The Artist
How does he make that happen…
capture my whole childhood
in one stroke,
yellowed highlight
of a single green leaf,
still-standing,
like my memory.
♦
Sep 20
♦
Jan 13
.
Standing on the peak of thirteen, my childhood looked to be a million miles away, the pathway back, long forgotten. On that first summit of my teenaged years, I thought I would be able to see the world, or at least find a clearly marked path that would lead me to my dreams. I didn’t know what they were yet, but was sure I would recognize them once I saw them. No one told me it would be so hard.
– yearstricken
from:
Crossing the frontier of childhood
∞
Nov 11
While you slept,
I came in by the window.
While you slept,
I used that ladder there.
Dangerous thing, a ladder.
Nowadays you can’t
be too careful.
When I was a child,
we slept with unlocked doors.
When I was a child,
we left the windows open
and let the cool evening breezes
brush over us and smooth
our days into dreams in slumber.
.
Aug 31
Funny how my thoughts somehow
drew themselves to her bathroom.
It seems a place I once read about,
its memory is so far distant,
and not the place whose particulars
I contemplated often at that time.
I can actually see the coldness
I felt there in winter,
through the floor,
in the lukewarm bath water,
resting on that cold porcelain sink;
It was all so old, even then.
And there was always the crocheted frog,
on his lily pad in yarn water
that covered the lid of the toilet.
But I never think of it these days…
A wonder,
since in this one moment of remembrance,
it bursts forth and embodies that whole place,
the entire memory of my existence there.
Then suddenly I realize the
presence of all those rooms,
and the attic where we sometimes played,
and I know their individual potential
for recalling my childhood are great.
I see the vagueness of a porch
with jars and cans and plants.
I know the kitchen,
and the wood stove we
dressed in front of
in the cold morning,
the table we made cookies on,
her freezer against the back wall,
and the counter where I played my
new radio the day after Christmas.
Then the living room,
where two chairs sit and wait,
and granddaddy longlegs crawl the wall;
in the floor is a box fan to lay in front of
on a long summer day;
and there’s a soft and saggy couch
just right for staying up all night to watch tv.

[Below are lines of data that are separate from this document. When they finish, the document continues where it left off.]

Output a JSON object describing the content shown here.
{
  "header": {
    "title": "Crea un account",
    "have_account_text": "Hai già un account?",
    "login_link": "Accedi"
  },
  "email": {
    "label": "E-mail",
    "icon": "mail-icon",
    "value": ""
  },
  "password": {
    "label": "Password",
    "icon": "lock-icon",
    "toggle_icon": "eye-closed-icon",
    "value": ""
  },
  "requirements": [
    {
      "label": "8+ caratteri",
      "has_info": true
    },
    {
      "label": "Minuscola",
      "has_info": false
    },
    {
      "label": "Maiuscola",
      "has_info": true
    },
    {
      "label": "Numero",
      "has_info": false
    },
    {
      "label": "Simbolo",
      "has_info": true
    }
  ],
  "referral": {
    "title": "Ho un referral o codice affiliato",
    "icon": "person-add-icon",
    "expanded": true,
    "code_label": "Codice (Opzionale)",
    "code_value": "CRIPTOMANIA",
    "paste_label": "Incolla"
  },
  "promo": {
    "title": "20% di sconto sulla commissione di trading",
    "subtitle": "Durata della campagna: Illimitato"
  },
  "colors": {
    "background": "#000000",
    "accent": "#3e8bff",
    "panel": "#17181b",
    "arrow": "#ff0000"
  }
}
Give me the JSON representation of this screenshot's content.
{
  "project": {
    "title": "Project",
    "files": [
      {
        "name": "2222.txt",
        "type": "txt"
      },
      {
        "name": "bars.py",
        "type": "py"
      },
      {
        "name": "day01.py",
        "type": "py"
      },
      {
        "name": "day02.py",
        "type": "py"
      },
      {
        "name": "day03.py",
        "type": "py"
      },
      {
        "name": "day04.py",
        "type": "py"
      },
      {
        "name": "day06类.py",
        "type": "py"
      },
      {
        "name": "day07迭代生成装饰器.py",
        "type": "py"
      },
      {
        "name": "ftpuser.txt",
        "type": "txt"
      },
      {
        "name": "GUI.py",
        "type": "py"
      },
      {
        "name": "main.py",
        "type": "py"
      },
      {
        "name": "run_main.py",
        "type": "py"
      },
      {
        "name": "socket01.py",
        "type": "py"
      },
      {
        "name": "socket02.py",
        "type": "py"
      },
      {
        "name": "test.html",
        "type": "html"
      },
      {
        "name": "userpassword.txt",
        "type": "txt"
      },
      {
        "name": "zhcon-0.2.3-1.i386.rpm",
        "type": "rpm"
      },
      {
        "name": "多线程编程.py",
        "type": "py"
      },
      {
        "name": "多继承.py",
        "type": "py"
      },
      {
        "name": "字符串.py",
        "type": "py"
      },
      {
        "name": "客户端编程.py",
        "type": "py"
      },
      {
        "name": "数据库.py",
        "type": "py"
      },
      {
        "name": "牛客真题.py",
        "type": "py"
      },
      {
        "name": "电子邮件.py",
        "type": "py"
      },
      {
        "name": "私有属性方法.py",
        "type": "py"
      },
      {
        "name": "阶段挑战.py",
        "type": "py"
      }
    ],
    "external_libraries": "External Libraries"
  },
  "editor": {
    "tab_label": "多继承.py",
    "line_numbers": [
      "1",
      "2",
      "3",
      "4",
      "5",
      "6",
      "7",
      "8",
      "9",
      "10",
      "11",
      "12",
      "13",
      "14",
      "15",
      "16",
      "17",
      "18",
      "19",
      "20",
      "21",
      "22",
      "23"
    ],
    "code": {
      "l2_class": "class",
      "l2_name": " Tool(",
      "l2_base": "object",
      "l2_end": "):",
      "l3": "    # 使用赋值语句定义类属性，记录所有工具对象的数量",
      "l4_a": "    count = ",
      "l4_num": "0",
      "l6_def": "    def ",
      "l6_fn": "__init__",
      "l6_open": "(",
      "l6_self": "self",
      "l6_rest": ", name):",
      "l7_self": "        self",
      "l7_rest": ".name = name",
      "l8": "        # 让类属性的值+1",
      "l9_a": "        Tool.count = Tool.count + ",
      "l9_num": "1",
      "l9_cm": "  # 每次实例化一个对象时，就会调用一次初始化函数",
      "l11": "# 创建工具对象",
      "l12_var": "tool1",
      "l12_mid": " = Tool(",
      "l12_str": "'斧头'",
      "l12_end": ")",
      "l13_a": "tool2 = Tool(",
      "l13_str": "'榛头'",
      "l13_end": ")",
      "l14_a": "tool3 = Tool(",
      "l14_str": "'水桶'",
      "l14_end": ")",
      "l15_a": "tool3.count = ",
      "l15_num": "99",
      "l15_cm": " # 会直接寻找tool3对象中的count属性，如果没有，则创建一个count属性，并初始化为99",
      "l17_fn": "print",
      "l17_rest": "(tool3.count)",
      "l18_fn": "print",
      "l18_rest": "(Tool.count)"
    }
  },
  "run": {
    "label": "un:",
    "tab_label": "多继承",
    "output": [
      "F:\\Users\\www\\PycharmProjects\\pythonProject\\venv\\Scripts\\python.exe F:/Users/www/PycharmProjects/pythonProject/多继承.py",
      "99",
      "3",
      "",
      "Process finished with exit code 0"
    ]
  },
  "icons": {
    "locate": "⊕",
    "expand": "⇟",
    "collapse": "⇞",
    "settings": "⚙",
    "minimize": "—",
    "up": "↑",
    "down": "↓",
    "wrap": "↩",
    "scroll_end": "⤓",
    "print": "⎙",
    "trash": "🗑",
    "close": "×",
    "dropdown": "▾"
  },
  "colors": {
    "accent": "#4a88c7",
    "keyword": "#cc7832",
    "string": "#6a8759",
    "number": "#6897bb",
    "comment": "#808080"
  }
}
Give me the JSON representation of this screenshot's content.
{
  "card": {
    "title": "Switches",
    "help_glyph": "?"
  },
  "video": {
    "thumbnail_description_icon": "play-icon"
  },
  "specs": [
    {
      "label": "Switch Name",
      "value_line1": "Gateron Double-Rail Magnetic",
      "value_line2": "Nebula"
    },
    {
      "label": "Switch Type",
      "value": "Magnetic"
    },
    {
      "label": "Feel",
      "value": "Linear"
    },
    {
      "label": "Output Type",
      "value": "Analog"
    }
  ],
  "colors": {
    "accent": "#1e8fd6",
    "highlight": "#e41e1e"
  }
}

Here’s the room I would stay in
where I lie awake,
and thought and dreamed,
and saw the sun rise the next morning.
There’s Grandpop’s doorway and
I can see his spirit facing it,
sitting on the side of the bed,
smoking cigarettes and just as drunk
as his body was when it lived there.
At the end of the hall I find her room
where she and Becca slept when we stayed;
inside is the dresser with her girdles in
the top drawer, those earrings, Wind Song,
and I borrow her cross necklace to
wear to church in the morning.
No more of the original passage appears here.